We did have multiple discussions after the GSoC period ended, some of the discussed points have been added to the ideas section in the topic description mentioned above.

Thanks, @panchbhai1969. I will try to work on my first draft of proposal. By the way, do we need to merge any Pull Request to be a candidate?

Sure, do share the draft proposal with us (Recommended platform: Google Docs, share with us privately).

As far as pull requests and merges are concerned, its not compulsory. But we do encourage you to interact with the code and create pull request for small issues, if you come across any.

Hi, is this project and another one named “Multilingual Neural QA” same ?

Hi @nikhit ,

If you are referring to this: DBpedia Neural Multilingual QA - GSoC2020.

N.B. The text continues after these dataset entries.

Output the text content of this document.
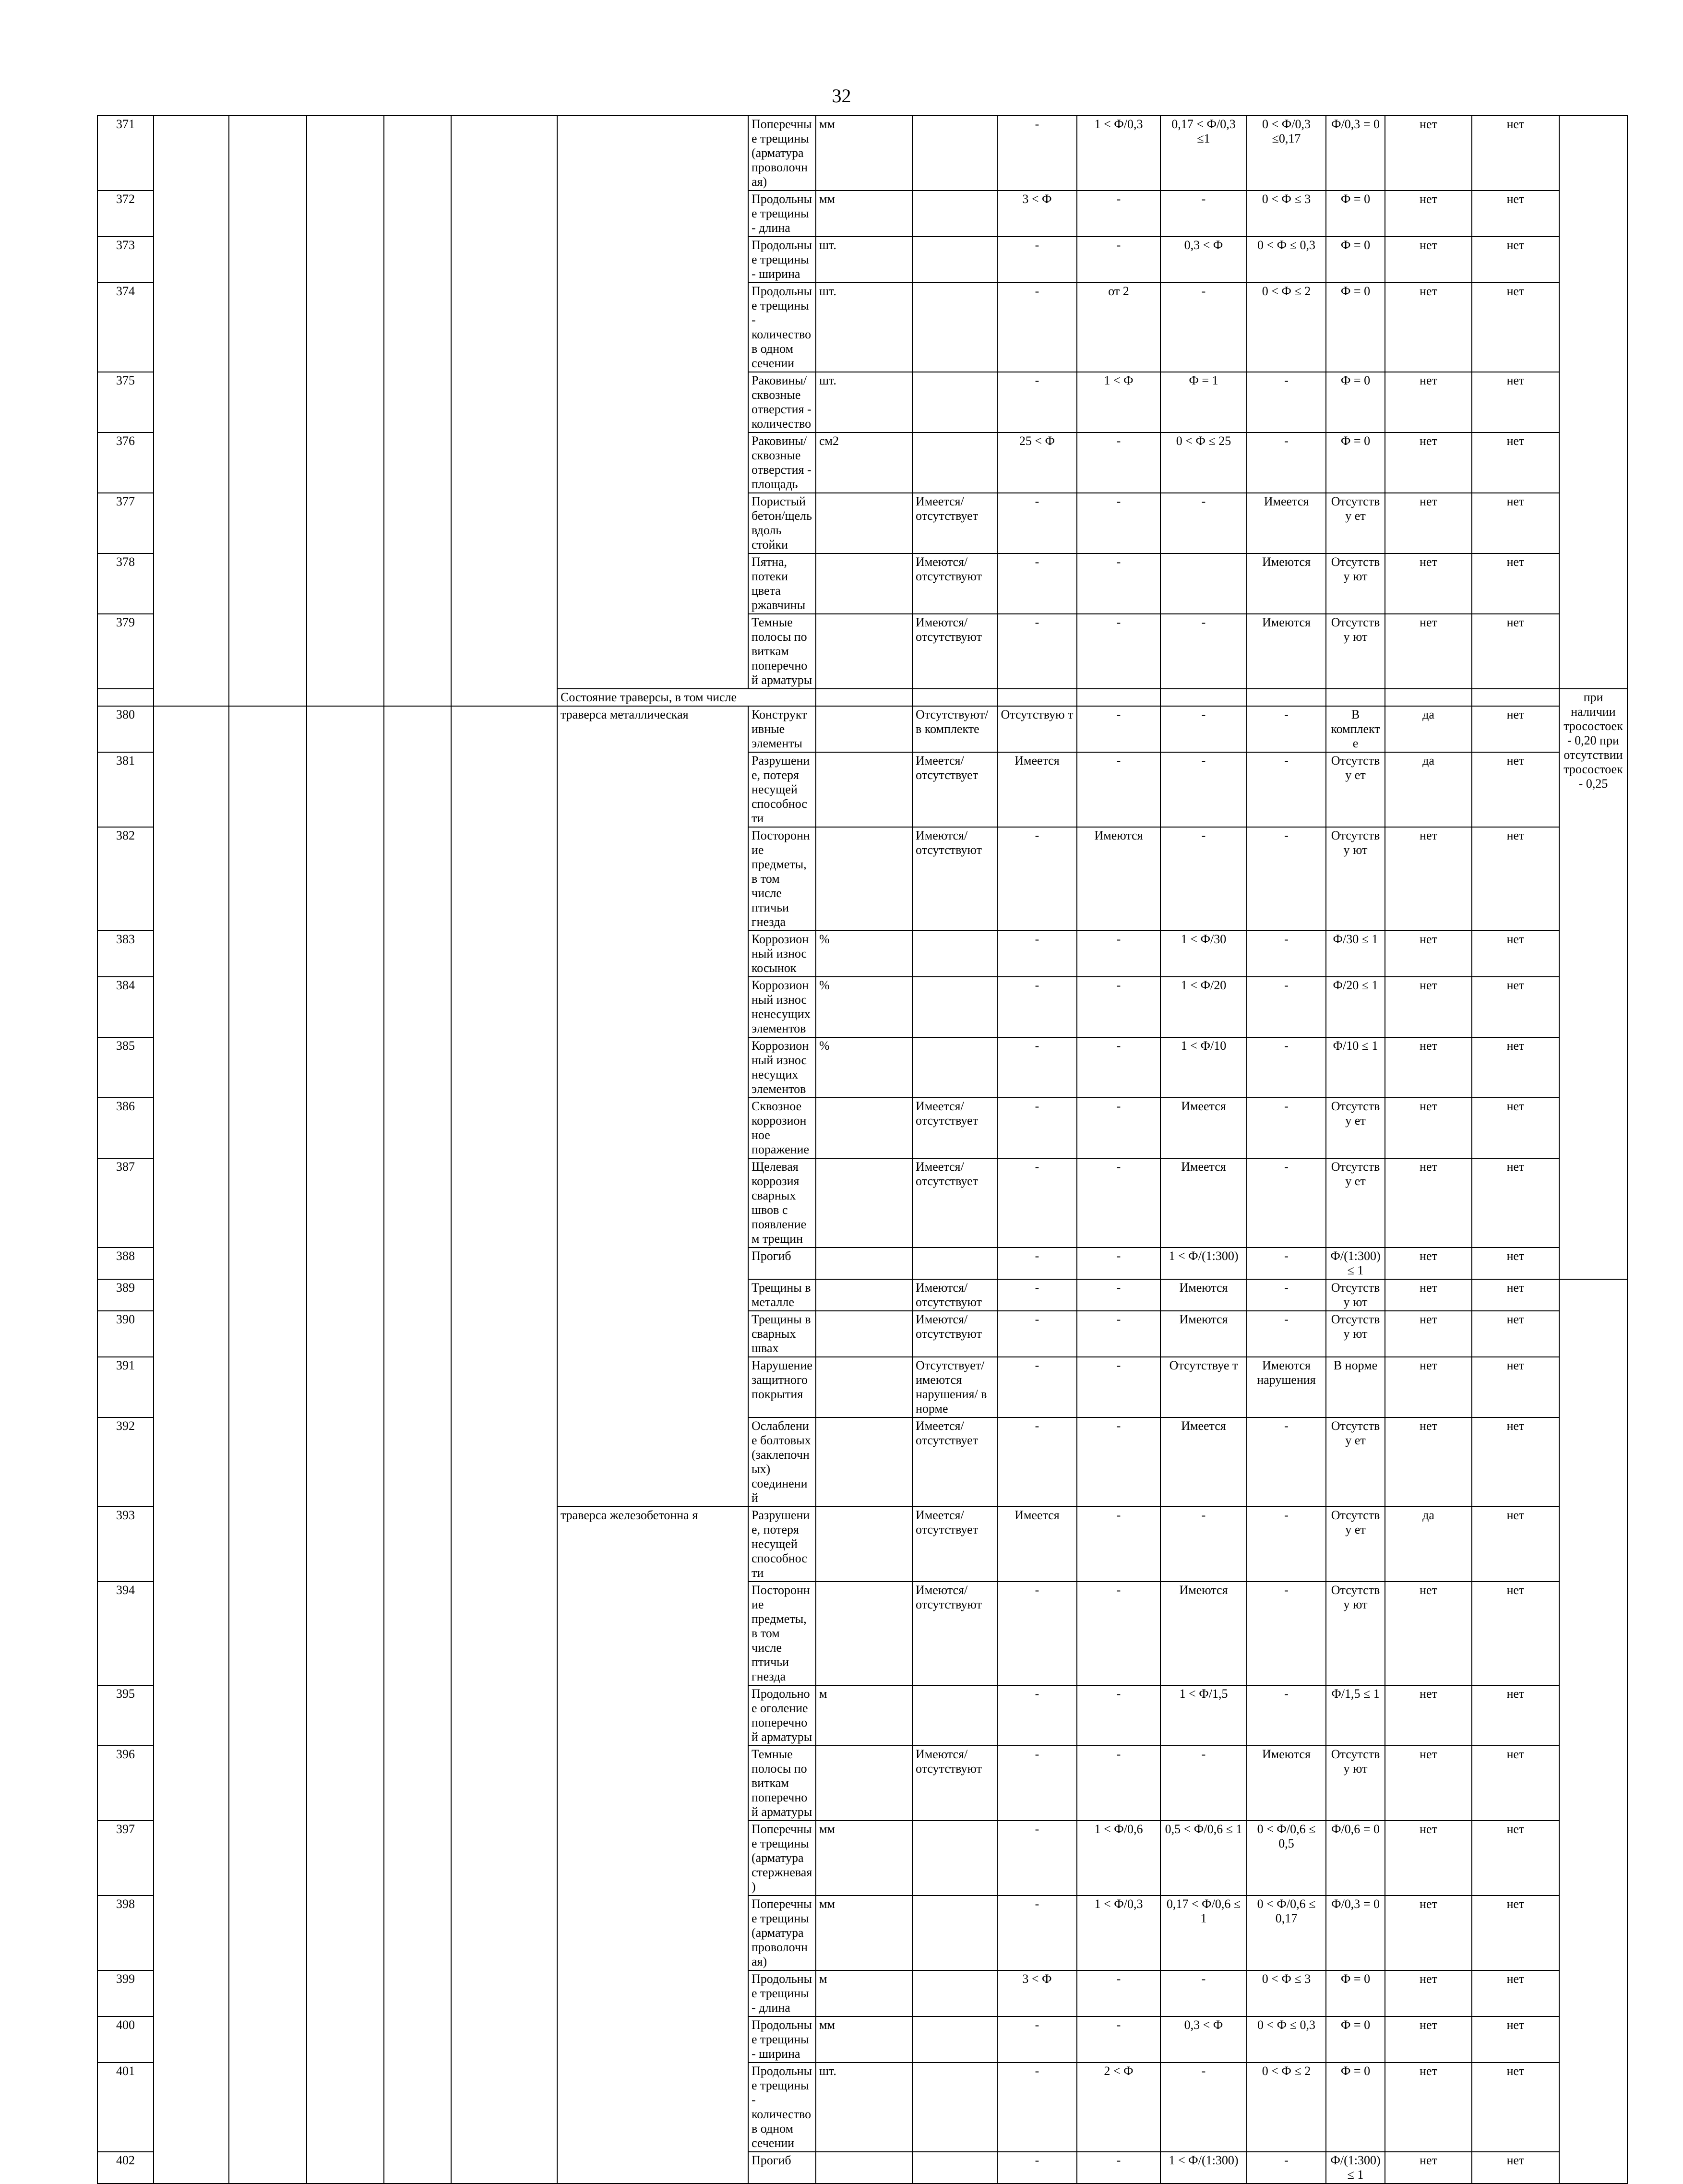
32
371							Поперечные трещины (арматура проволочная)	мм		-	1 < Ф/0,3	0,17 < Ф/0,3 ≤1	0 < Ф/0,3 ≤0,17	Ф/0,3 = 0	нет	нет		
372							Продольные трещины - длина	мм		3 < Ф	-	-	0 < Ф ≤ 3	Ф = 0	нет	нет		
373							Продольные трещины - ширина	шт.		-	-	0,3 < Ф	0 < Ф ≤ 0,3	Ф = 0	нет	нет		
374							Продольные трещины - количество в одном сечении	шт.		-	от 2	-	0 < Ф ≤ 2	Ф = 0	нет	нет		
375							Раковины/сквозные отверстия - количество	шт.		-	1 < Ф	Ф = 1	-	Ф = 0	нет	нет		
376							Раковины/сквозные отверстия - площадь	см2		25 < Ф	-	0 < Ф ≤ 25	-	Ф = 0	нет	нет		
377							Пористый бетон/щель вдоль стойки		Имеется/ отсутствует	-	-	-	Имеется	Отсутству ет	нет	нет		
378							Пятна, потеки цвета ржавчины		Имеются/ отсутствуют	-	-		Имеются	Отсутству ют	нет	нет		
379							Темные полосы по виткам поперечной арматуры		Имеются/ отсутствуют	-	-	-	Имеются	Отсутству ют	нет	нет		
						Состояние траверсы, в том числе											при наличии тросостоек - 0,20 при отсутствии тросостоек - 0,25	
380						траверса металлическая	Конструктивные элементы		Отсутствуют/ в комплекте	Отсутствую т	-	-	-	В комплекте	да	нет		
381							Разрушение, потеря несущей способности		Имеется/ отсутствует	Имеется	-	-	-	Отсутству ет	да	нет		
382							Посторонние предметы, в том числе птичьи гнезда		Имеются/ отсутствуют	-	Имеются	-	-	Отсутству ют	нет	нет		
383							Коррозионный износ косынок	%		-	-	1 < Ф/30	-	Ф/30 ≤ 1	нет	нет		
384							Коррозионный износ ненесущих элементов	%		-	-	1 < Ф/20	-	Ф/20 ≤ 1	нет	нет		
385							Коррозионный износ несущих элементов	%		-	-	1 < Ф/10	-	Ф/10 ≤ 1	нет	нет		
386							Сквозное коррозионное поражение		Имеется/ отсутствует	-	-	Имеется	-	Отсутству ет	нет	нет		
387							Щелевая коррозия сварных швов с появлением трещин		Имеется/ отсутствует	-	-	Имеется	-	Отсутству ет	нет	нет		
388							Прогиб			-	-	1 < Ф/(1:300)	-	Ф/(1:300) ≤ 1	нет	нет		
389							Трещины в металле		Имеются/ отсутствуют	-	-	Имеются	-	Отсутству ют	нет	нет		
390							Трещины в сварных швах		Имеются/ отсутствуют	-	-	Имеются	-	Отсутству ют	нет	нет		
391							Нарушение защитного покрытия		Отсутствует/ имеются нарушения/ в норме	-	-	Отсутствуе т	Имеются нарушения	В норме	нет	нет		
392							Ослабление болтовых (заклепочных) соединений		Имеется/ отсутствует	-	-	Имеется	-	Отсутству ет	нет	нет		
393						траверса железобетонна я	Разрушение, потеря несущей способности		Имеется/ отсутствует	Имеется	-	-	-	Отсутству ет	да	нет		
394							Посторонние предметы, в том числе птичьи гнезда		Имеются/ отсутствуют	-	-	Имеются	-	Отсутству ют	нет	нет		
395							Продольное оголение поперечной арматуры	м		-	-	1 < Ф/1,5	-	Ф/1,5 ≤ 1	нет	нет		
396							Темные полосы по виткам поперечной арматуры		Имеются/ отсутствуют	-	-	-	Имеются	Отсутству ют	нет	нет		
397							Поперечные трещины (арматура стержневая)	мм		-	1 < Ф/0,6	0,5 < Ф/0,6 ≤ 1	0 < Ф/0,6 ≤ 0,5	Ф/0,6 = 0	нет	нет		
398							Поперечные трещины (арматура проволочная)	мм		-	1 < Ф/0,3	0,17 < Ф/0,6 ≤ 1	0 < Ф/0,6 ≤ 0,17	Ф/0,3 = 0	нет	нет		
399							Продольные трещины - длина	м		3 < Ф	-	-	0 < Ф ≤ 3	Ф = 0	нет	нет		
400							Продольные трещины - ширина	мм		-	-	0,3 < Ф	0 < Ф ≤ 0,3	Ф = 0	нет	нет		
401							Продольные трещины - количество в одном сечении	шт.		-	2 < Ф	-	0 < Ф ≤ 2	Ф = 0	нет	нет		
402							Прогиб			-	-	1 < Ф/(1:300)	-	Ф/(1:300) ≤ 1	нет	нет		
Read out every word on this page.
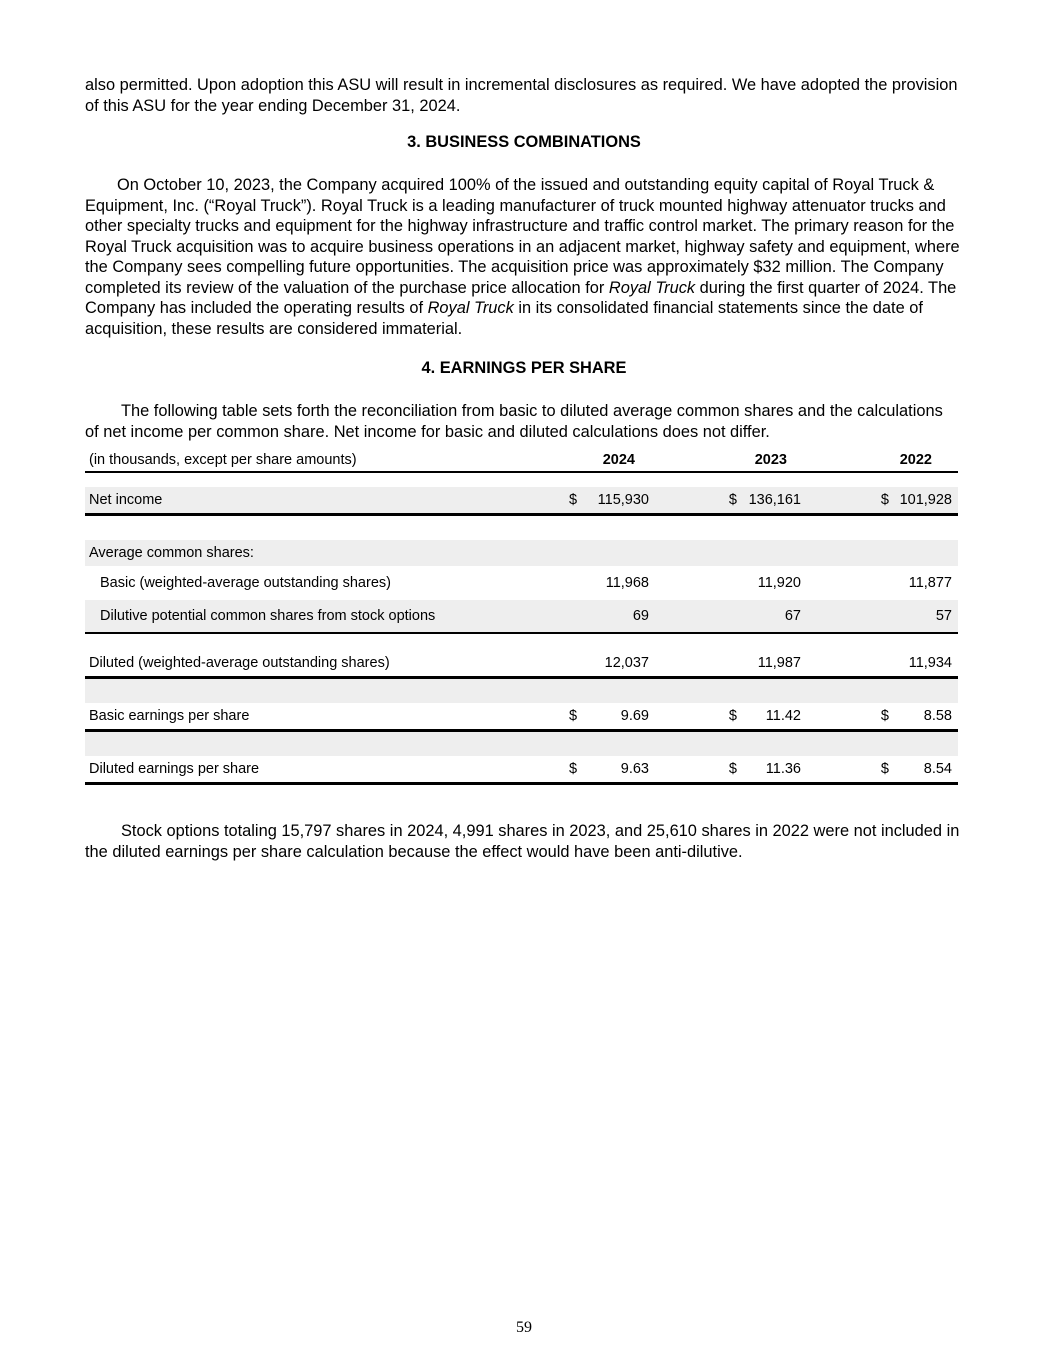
also permitted. Upon adoption this ASU will result in incremental disclosures as required. We have adopted the provision of this ASU for the year ending December 31, 2024.
3. BUSINESS COMBINATIONS
On October 10, 2023, the Company acquired 100% of the issued and outstanding equity capital of Royal Truck & Equipment, Inc. (“Royal Truck”). Royal Truck is a leading manufacturer of truck mounted highway attenuator trucks and other specialty trucks and equipment for the highway infrastructure and traffic control market. The primary reason for the Royal Truck acquisition was to acquire business operations in an adjacent market, highway safety and equipment, where the Company sees compelling future opportunities. The acquisition price was approximately $32 million. The Company completed its review of the valuation of the purchase price allocation for Royal Truck during the first quarter of 2024. The Company has included the operating results of Royal Truck in its consolidated financial statements since the date of acquisition, these results are considered immaterial.
4. EARNINGS PER SHARE
The following table sets forth the reconciliation from basic to diluted average common shares and the calculations of net income per common share. Net income for basic and diluted calculations does not differ.
(in thousands, except per share amounts)		2024		2023		2022

Net income	$	115,930	$	136,161	$	101,928

Average common shares:						
Basic (weighted-average outstanding shares)		11,968		11,920		11,877
Dilutive potential common shares from stock options		69		67		57

Diluted (weighted-average outstanding shares)		12,037		11,987		11,934

Basic earnings per share	$	9.69	$	11.42	$	8.58

Diluted earnings per share	$	9.63	$	11.36	$	8.54
Stock options totaling 15,797 shares in 2024, 4,991 shares in 2023, and 25,610 shares in 2022 were not included in the diluted earnings per share calculation because the effect would have been anti-dilutive.
59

On first glance they may seem similar but if you take a closer look, you will find that this project (briefly) focuses on the aspect of NSpM that deals with handling a wide range of compositional question currently limited to English Language (complex questions)(hint: Check out the Basic Graph Patterns and other ideas in the topic description above).

Whereas the project you are referring to focuses on the multilingual aspect of Neural QA. Thus, extending the NSpM framework to couple with the multilingualism challenge as stated in the corresponding page. You may find more information about DBNQA here: https://github.com/AKSW/DBNQA.

Hi, I submitted my proposal and an email. Have you read them?

Hi Jason,

Indeed, I have gone through your proposal. Please provide us comment access, so that I can answer the questions you have asked in the doc files as comments.

Ok, i changed settings.

1 Like

Hello, My name is Mahesh Kulkarni.Currently I am in my final year of B.Tech degree from Vishwakarma Institute Of Technology, Pune , India. I have some prior experience with NLP , Deep Learning. I am finding interest in this project. I want to contribute to it. I have gone through warm up tasks.Any further helpful instructions so that I will get more clarifications about the project?
Thank you

Hi Mahesh,

Sounds, great! The description above contains all the information necessary to help you to get started. Draft a proposal with your ideas pertaining to this projects and share with us.

Thanks for quick reply, in your blog
Future aspects of this project:
Working on variable awareness :
can you elaborate this so i can get more idea?
also adding some SPARQL learning resources will be helpful for me.